このブレークスルーな技術革新を可能にする枠組みとして、ここのところ急速に注目されるようになったのが、セクター別アプローチである。セクター別アプローチとは、温室効果ガスの排出量が多いセクター(産業・分野)ごとに、国境を越えてエネルギー効率の抜本的向上を図り、温室効果ガス排出量を大幅に削減しようとする考え方である。
セクター別アプローチのメリットは、国ごとに温室効果ガス排出量の削減義務を設定した、京都議定書の枠組みが持つ落とし穴をカバーできる点にある。もし、京都議定書の枠組みに主要な温室効果ガス排出国がすべて参加していたならば、落とし穴は生じなかったかもしれない。しかし、現実は異なっていた。

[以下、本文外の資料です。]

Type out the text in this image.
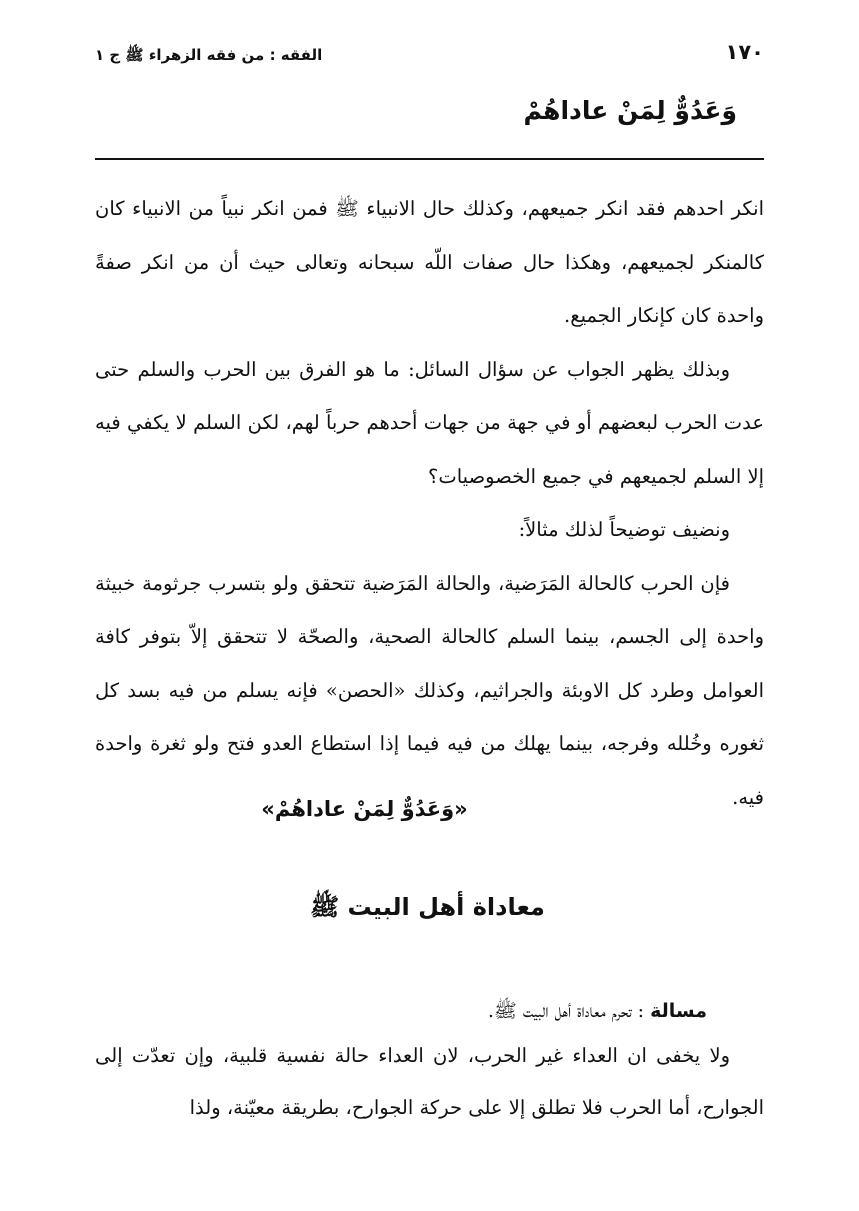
١٧٠
الفقه : من فقه الزهراء ﷺ ج ١
وَعَدُوٌّ لِمَنْ عاداهُمْ

انكر احدهم فقد انكر جميعهم، وكذلك حال الانبياء ﷺ فمن انكر نبياً من الانبياء كان كالمنكر لجميعهم، وهكذا حال صفات اللّه سبحانه وتعالى حيث أن من انكر صفةً واحدة كان كإنكار الجميع.

وبذلك يظهر الجواب عن سؤال السائل: ما هو الفرق بين الحرب والسلم حتى عدت الحرب لبعضهم أو في جهة من جهات أحدهم حرباً لهم، لكن السلم لا يكفي فيه إلا السلم لجميعهم في جميع الخصوصيات؟

ونضيف توضيحاً لذلك مثالاً:

فإن الحرب كالحالة المَرَضية، والحالة المَرَضية تتحقق ولو بتسرب جرثومة خبيثة واحدة إلى الجسم، بينما السلم كالحالة الصحية، والصحّة لا تتحقق إلاّ بتوفر كافة العوامل وطرد كل الاوبئة والجراثيم، وكذلك «الحصن» فإنه يسلم من فيه بسد كل ثغوره وخُلله وفرجه، بينما يهلك من فيه فيما إذا استطاع العدو فتح ولو ثغرة واحدة فيه.

«وَعَدُوٌّ لِمَنْ عاداهُمْ»
معاداة أهل البيت ﷺ
مسالة : تحرم معاداة أهل البيت ﷺ.

ولا يخفى ان العداء غير الحرب، لان العداء حالة نفسية قلبية، وإن تعدّت إلى الجوارح، أما الحرب فلا تطلق إلا على حركة الجوارح، بطريقة معيّنة، ولذا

京都議定書が定めた温室効果ガス排出量削減義務の国別設定の枠組みには、自国における「豊かさ」の実現が阻害されることをおそれた中国(温室効果ガス排出量世界2位)やインド(同5位)などの新興国が、参加しなかった。一方、新興国の不参加を「不公平」だとみなしたアメリカ(同1位)は、京都議定書の枠組みから離脱した。この結果、京都議定書で削減義務を負った国々の温室効果ガス排出量の合計値は、世界全体の総排出量の3割強にとどまることになった(04年実績で計算)。
京都議定書による温室効果ガス排出量削減義務の国別設定の枠組みに主要な温室効果ガス排出国の一部しか参加しなかったことは、いわゆる「炭素リーケージ(漏出)問題」が発生する可能性を高めた。